We let Dudo intone the Christ words, while Brother John lay on a stone table, wrapped in linen strips so that he was just a bundle with candles at his head and feet. At the end of it, when Dudo made the cross-sign in the air and said, 'Pax vobiscum,' I heard a sob and found the Goat Boy, wiping tears into a damp sleeve.
`He is in heaven now,' he hiccuped. I hoped so, but it was the pax vobiscum that had crashed the whole thing on me. Somehow, the thought of never hearing Brother John spout Latin made him more dead than before. Botolf laid one of his ham-hock hands on the boy's head and patted it with surprising gentleness.
What with that and the weight of the rune serpents — both round my jarl torc and down that cursed sabre
— curling tight on my throat and twice as heavy, it seemed, to me, I could not choke much of the mule down.
I was surprised to see others were as off their feed as I was; the death of Brother John had affected us all more than anyone had thought it would.
In the end, we passed platters of it to the monks and, for all they wrinkled their noses at the 'pagan rites', they were too drool-mouthed to turn down meat after a long diet of boiled vegetables. They had a long discussion about whether a mule was a horse or not and the smell made them vote in favour of not, so they fell on it as the insects whined and fluttered.
But Kvasir kept the mule's head and spent the night huddled with Short Eldgrim, who knew his runes, carving great serpent skeins of them on a spear-shaft, winding from spearhead to butt, squinting into the fading embers of the pitfire. I watched him uneasily until my eyes slowly drooped to sleep.
In a charcoal land split by a ribbon of water blacker than old iron, black as a blind man's eyes, I s
aw the dust of that place whirl like a jinni of raven feathers and there was no noise to it. I stood while the river flowed without sound and, on the other side, gathering silent as a murder of crows, came dark figures with pale faces: all the dead I had known.
There was Eyvind and Einar and Skapti Halftroll, still with his mouthful of spear. There was Pinleg and I felt a pang at that for we had always said that, because we did not actually see him die, perhaps he had not been hacked down, surrounded and outnumbered and berserking.
Then Hookeye appeared at my side, climbing into a boat which had not been there before. He looked at me, his head canted to one side so that I could see the great blue bruise round his neck. I knew — and didn't know how I knew — that he had shoved his head between the bars of his cage and broken his own neck.
`Did it hurt?' I asked.
`Not as much as it will,' he answered, sitting down in the boat. It moved off, spray rising from it and soaking my face, blinding me as if with tears, so that I could not be sure I saw someone limp to the front of that throng on the other side of the river and stare at me with a face I knew.

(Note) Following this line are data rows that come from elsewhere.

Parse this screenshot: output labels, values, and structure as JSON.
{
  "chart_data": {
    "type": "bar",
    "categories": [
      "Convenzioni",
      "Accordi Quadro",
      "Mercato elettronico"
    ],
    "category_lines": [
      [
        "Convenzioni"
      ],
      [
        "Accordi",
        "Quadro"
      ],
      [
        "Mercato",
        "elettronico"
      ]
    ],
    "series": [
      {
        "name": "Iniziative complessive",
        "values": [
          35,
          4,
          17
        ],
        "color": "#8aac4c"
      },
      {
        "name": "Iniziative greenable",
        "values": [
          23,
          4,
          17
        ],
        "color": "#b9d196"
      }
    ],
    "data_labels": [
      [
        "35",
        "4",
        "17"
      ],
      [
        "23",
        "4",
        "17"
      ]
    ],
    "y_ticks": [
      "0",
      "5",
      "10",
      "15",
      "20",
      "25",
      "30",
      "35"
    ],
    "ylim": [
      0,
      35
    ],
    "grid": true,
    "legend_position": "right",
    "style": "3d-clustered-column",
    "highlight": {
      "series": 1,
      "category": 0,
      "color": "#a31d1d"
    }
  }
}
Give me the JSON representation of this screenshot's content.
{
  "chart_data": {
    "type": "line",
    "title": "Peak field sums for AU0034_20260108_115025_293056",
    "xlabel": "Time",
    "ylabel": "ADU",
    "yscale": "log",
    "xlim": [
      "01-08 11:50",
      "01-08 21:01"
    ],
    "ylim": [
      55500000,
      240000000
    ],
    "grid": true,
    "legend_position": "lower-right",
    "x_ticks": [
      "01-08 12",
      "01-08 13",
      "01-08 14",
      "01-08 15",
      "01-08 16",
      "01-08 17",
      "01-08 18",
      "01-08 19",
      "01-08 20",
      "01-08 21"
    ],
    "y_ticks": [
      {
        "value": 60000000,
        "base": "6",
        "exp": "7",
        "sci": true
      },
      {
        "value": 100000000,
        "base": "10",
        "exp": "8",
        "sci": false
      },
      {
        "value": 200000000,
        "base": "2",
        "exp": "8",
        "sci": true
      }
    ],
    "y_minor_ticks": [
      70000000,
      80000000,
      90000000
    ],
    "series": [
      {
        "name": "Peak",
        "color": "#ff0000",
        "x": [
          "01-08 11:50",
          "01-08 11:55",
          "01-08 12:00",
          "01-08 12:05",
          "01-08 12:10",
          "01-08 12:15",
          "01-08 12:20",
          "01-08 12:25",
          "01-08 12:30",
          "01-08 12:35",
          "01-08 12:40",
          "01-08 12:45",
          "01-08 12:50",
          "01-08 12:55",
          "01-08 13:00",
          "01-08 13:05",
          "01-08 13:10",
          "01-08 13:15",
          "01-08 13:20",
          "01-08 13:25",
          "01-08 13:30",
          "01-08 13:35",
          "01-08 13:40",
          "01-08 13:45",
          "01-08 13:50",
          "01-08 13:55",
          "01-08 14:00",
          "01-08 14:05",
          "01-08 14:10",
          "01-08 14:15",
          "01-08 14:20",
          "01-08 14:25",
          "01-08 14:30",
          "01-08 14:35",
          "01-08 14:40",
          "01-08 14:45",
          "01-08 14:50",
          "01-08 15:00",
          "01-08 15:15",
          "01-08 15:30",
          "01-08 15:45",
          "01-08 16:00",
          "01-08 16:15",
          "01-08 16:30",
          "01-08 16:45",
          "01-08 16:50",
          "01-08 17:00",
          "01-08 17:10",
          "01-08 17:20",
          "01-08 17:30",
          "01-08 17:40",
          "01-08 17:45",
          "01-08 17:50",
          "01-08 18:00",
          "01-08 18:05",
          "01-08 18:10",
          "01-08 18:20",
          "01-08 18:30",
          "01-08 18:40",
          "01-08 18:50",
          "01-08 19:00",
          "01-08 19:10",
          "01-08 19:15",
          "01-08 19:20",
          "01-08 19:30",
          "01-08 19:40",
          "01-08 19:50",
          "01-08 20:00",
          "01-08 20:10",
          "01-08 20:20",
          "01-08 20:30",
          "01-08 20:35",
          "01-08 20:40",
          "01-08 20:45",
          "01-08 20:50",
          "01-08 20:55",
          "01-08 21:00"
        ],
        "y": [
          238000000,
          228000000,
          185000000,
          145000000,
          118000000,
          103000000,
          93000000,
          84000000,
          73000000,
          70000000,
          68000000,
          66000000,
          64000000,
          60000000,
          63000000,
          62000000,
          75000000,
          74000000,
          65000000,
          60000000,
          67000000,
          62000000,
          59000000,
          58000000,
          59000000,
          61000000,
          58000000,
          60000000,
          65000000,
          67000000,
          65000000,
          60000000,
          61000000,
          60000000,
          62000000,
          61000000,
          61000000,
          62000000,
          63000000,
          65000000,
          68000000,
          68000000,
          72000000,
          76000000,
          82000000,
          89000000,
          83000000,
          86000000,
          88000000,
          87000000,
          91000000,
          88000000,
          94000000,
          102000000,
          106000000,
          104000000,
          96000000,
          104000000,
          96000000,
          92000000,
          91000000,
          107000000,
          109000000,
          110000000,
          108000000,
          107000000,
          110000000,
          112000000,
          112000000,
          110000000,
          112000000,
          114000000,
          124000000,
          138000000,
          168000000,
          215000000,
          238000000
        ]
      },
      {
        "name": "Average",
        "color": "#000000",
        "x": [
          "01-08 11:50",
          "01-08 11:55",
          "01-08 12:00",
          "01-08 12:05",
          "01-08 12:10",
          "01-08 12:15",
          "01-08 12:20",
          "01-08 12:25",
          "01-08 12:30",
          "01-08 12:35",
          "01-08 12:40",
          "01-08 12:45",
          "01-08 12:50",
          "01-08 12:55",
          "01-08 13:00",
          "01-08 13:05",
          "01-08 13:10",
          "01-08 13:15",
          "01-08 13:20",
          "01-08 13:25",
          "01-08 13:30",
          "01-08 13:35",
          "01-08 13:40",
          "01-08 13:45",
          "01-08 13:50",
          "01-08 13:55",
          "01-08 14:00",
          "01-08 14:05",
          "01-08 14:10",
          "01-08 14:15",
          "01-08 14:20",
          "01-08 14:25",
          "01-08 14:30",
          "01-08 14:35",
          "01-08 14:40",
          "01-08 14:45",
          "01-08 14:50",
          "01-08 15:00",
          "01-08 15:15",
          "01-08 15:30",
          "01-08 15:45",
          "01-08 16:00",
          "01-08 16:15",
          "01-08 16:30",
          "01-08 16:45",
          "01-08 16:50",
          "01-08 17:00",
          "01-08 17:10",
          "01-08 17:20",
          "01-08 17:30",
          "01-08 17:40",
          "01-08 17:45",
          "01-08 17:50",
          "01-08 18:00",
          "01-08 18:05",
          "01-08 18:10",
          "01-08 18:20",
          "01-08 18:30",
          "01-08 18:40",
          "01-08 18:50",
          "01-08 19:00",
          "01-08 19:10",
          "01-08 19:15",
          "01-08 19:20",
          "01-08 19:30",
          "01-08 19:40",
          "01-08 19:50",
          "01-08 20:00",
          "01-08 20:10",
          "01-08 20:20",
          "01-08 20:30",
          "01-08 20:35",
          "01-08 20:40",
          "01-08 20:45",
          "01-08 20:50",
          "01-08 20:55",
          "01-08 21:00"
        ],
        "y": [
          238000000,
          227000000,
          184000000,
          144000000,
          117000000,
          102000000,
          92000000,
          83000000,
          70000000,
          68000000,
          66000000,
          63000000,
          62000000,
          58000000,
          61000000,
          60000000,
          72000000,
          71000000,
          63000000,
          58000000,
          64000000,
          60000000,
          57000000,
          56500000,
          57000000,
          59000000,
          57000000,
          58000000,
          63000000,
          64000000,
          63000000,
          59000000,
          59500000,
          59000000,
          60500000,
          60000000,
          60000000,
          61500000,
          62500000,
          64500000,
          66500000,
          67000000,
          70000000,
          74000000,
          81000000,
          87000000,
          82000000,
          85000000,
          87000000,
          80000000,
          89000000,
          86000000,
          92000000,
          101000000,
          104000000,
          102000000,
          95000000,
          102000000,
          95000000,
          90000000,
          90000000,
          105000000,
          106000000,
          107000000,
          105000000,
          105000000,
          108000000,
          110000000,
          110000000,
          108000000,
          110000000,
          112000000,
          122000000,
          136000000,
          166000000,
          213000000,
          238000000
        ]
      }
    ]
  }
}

A pale face on a pale man with pale hair. And no runesword.
I woke to see the Goat Boy and Botolf standing over me, the boy with one hand still dripping from where he had sprinkled me with water.
`You were dreaming of Starkad,' Botolf growled. 'Still, makes a change from that Hild creature.'
I struggled up, feeling the sweat cool on me. Odin's balls, did everyone know my dreams? Did they form above my head, then, like reflections in a still pool?
`That would be interesting,' chuckled Kvasir when I grumbled this out, 'but the truth is simpler: dream silently.'
It was dark, with a moon too like one of those pale faces from the dream for my comfort and a great wheel of stars, so vast a frosting that it shrank everyone beneath it.
If that should fall. .' Kvasir mused, looking up from where he was wrapping the head of the mule in sacking. I knew what he meant; it was like crawling through a tunnel and feeling the weight of the rock press on you. After the dream, the whole world seemed skittish and hair-raising with strangeness.